Veteran educator: AI ‘democratizes education’

MEA member Kecia Waddell began her career in the analog world, moved into digital, and will finish in the artificial intelligence age. A 30-year special education teacher in Utica, she couldn’t be more excited.

“I’ve always integrated technology for transformative teaching and learning experiences for my  students, but I’m so, so, so excited to have lived this long – 56 years – to be able to interface with technology of this magnitude that just absolutely democratizes education,” Waddell said.

Waddell refers to ChatGPT and similar AI applications as a “Swiss Army knife”: all-in-one tutor, guide, organizer, editor, assistant. “To me, it’s a tool to bring out higher function. We now have the tools for hyper personalization over one-size-fits-all. We’re public educators. We have to pull everybody in.”

She uses it to organize thoughts or write emails and for more cutting-edge tasks, such as giving students instant individualized feedback, connecting learning goals to student interests, and identifying personalized learning accommodations.

She brainstorms with AI, asking it to identify overlooked angles to a problem or solution – “like a dragnet to discover ideas or frameworks I’m not considering. I constantly stay in a mode of thinking divergently, so a tool like this is so empowering. It jump-starts thoughts.”

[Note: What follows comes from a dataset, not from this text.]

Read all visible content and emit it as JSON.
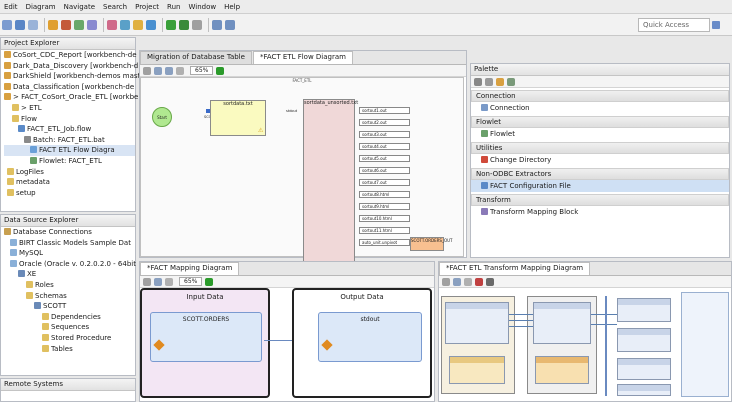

Waddell holds a master’s in special education from University of Detroit Mercy and both specialist certification and a doctorate in instructional technology from Wayne State University. She jumped to try ChatGPT upon its release 15 months ago and now subscribes to the plus version.

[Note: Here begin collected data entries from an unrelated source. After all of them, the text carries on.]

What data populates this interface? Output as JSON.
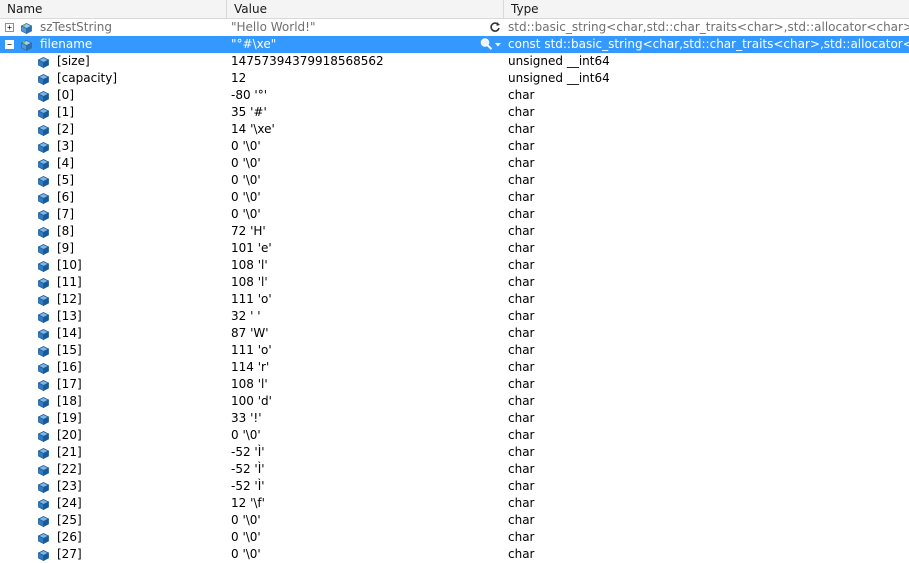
{
  "header": {
    "name": "Name",
    "value": "Value",
    "type": "Type"
  },
  "rows": [
    {
      "name": "szTestString",
      "value": "\"Hello World!\"",
      "type": "std::basic_string<char,std::char_traits<char>,std::allocator<char> >",
      "icon": "object-icon",
      "expander": "+",
      "state": "stale"
    },
    {
      "name": "filename",
      "value": "\"°#\\xe\"",
      "type": "const std::basic_string<char,std::char_traits<char>,std::allocator<char> > &",
      "icon": "object-icon",
      "expander": "−",
      "state": "selected"
    },
    {
      "name": "[size]",
      "value": "14757394379918568562",
      "type": "unsigned __int64",
      "icon": "field-icon"
    },
    {
      "name": "[capacity]",
      "value": "12",
      "type": "unsigned __int64",
      "icon": "field-icon"
    },
    {
      "name": "[0]",
      "value": "-80 '°'",
      "type": "char",
      "icon": "field-icon"
    },
    {
      "name": "[1]",
      "value": "35 '#'",
      "type": "char",
      "icon": "field-icon"
    },
    {
      "name": "[2]",
      "value": "14 '\\xe'",
      "type": "char",
      "icon": "field-icon"
    },
    {
      "name": "[3]",
      "value": "0 '\\0'",
      "type": "char",
      "icon": "field-icon"
    },
    {
      "name": "[4]",
      "value": "0 '\\0'",
      "type": "char",
      "icon": "field-icon"
    },
    {
      "name": "[5]",
      "value": "0 '\\0'",
      "type": "char",
      "icon": "field-icon"
    },
    {
      "name": "[6]",
      "value": "0 '\\0'",
      "type": "char",
      "icon": "field-icon"
    },
    {
      "name": "[7]",
      "value": "0 '\\0'",
      "type": "char",
      "icon": "field-icon"
    },
    {
      "name": "[8]",
      "value": "72 'H'",
      "type": "char",
      "icon": "field-icon"
    },
    {
      "name": "[9]",
      "value": "101 'e'",
      "type": "char",
      "icon": "field-icon"
    },
    {
      "name": "[10]",
      "value": "108 'l'",
      "type": "char",
      "icon": "field-icon"
    },
    {
      "name": "[11]",
      "value": "108 'l'",
      "type": "char",
      "icon": "field-icon"
    },
    {
      "name": "[12]",
      "value": "111 'o'",
      "type": "char",
      "icon": "field-icon"
    },
    {
      "name": "[13]",
      "value": "32 ' '",
      "type": "char",
      "icon": "field-icon"
    },
    {
      "name": "[14]",
      "value": "87 'W'",
      "type": "char",
      "icon": "field-icon"
    },
    {
      "name": "[15]",
      "value": "111 'o'",
      "type": "char",
      "icon": "field-icon"
    },
    {
      "name": "[16]",
      "value": "114 'r'",
      "type": "char",
      "icon": "field-icon"
    },
    {
      "name": "[17]",
      "value": "108 'l'",
      "type": "char",
      "icon": "field-icon"
    },
    {
      "name": "[18]",
      "value": "100 'd'",
      "type": "char",
      "icon": "field-icon"
    },
    {
      "name": "[19]",
      "value": "33 '!'",
      "type": "char",
      "icon": "field-icon"
    },
    {
      "name": "[20]",
      "value": "0 '\\0'",
      "type": "char",
      "icon": "field-icon"
    },
    {
      "name": "[21]",
      "value": "-52 'Ì'",
      "type": "char",
      "icon": "field-icon"
    },
    {
      "name": "[22]",
      "value": "-52 'Ì'",
      "type": "char",
      "icon": "field-icon"
    },
    {
      "name": "[23]",
      "value": "-52 'Ì'",
      "type": "char",
      "icon": "field-icon"
    },
    {
      "name": "[24]",
      "value": "12 '\\f'",
      "type": "char",
      "icon": "field-icon"
    },
    {
      "name": "[25]",
      "value": "0 '\\0'",
      "type": "char",
      "icon": "field-icon"
    },
    {
      "name": "[26]",
      "value": "0 '\\0'",
      "type": "char",
      "icon": "field-icon"
    },
    {
      "name": "[27]",
      "value": "0 '\\0'",
      "type": "char",
      "icon": "field-icon"
    }
  ],
  "icons": {
    "stale_row": "refresh-icon",
    "selected_row": [
      "magnifier-icon",
      "chevron-down-icon"
    ]
  },
  "colors": {
    "selection": "#3399ff",
    "stale_text": "#6f6f6f",
    "field_icon": "#1f6fb8"
  }
}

Last year she incorporated AI with sophomores conducting research on high-interest topics to write essays through a chosen lens – for example, race, psychological, cultural norms. Students submitted source notes, and she uploaded their material for ChatGPT to organize as a thinking and writing aid.

“You’d be amazed how interesting the topic of lipstick becomes through the lens of environmental concerns,” she said. “It seems unlikely, but this is the brilliance of this approach with my students: Take high-interest subject matter plus academic research, add generative AI and Whoa! Deep engagement and ease in student comprehension.”

This year Waddell teaches middle school students in the district’s virtual academy where AI helps connect kids’ real lives to learning. For example, ChatGPT helped the veteran educator assist a girl she knew was a “Swiftie” struggling to learn symbolism – by using Taylor Swift song lyrics.

Platforms like Curipod and Magic School draw on AI to create presentations, design AI-proof assignments, and craft rubrics, among other tasks. But Waddell also uses ChatGPT directly by “training” the machine with content – it’s that easy, she says.

She excitedly discusses plans to consult in retirement to help educators empower students. “I want to be that person who teaches educators how to use this tool because everybody’s upskilling, reskilling, unlearning, relearning.”

Waddell understands concerns about cheating and fears of becoming obsolete but says cheating isn’t new and great educators bring more value than just content knowledge.

“Educators think. We create. We problem-solve. I need my colleagues to learn how to use this tool to solve real problems we face, with the constraints we have, and allow what (theorist Lev) Vygotsky calls ‘the more knowledgeable other’ to help us fill those gaps.”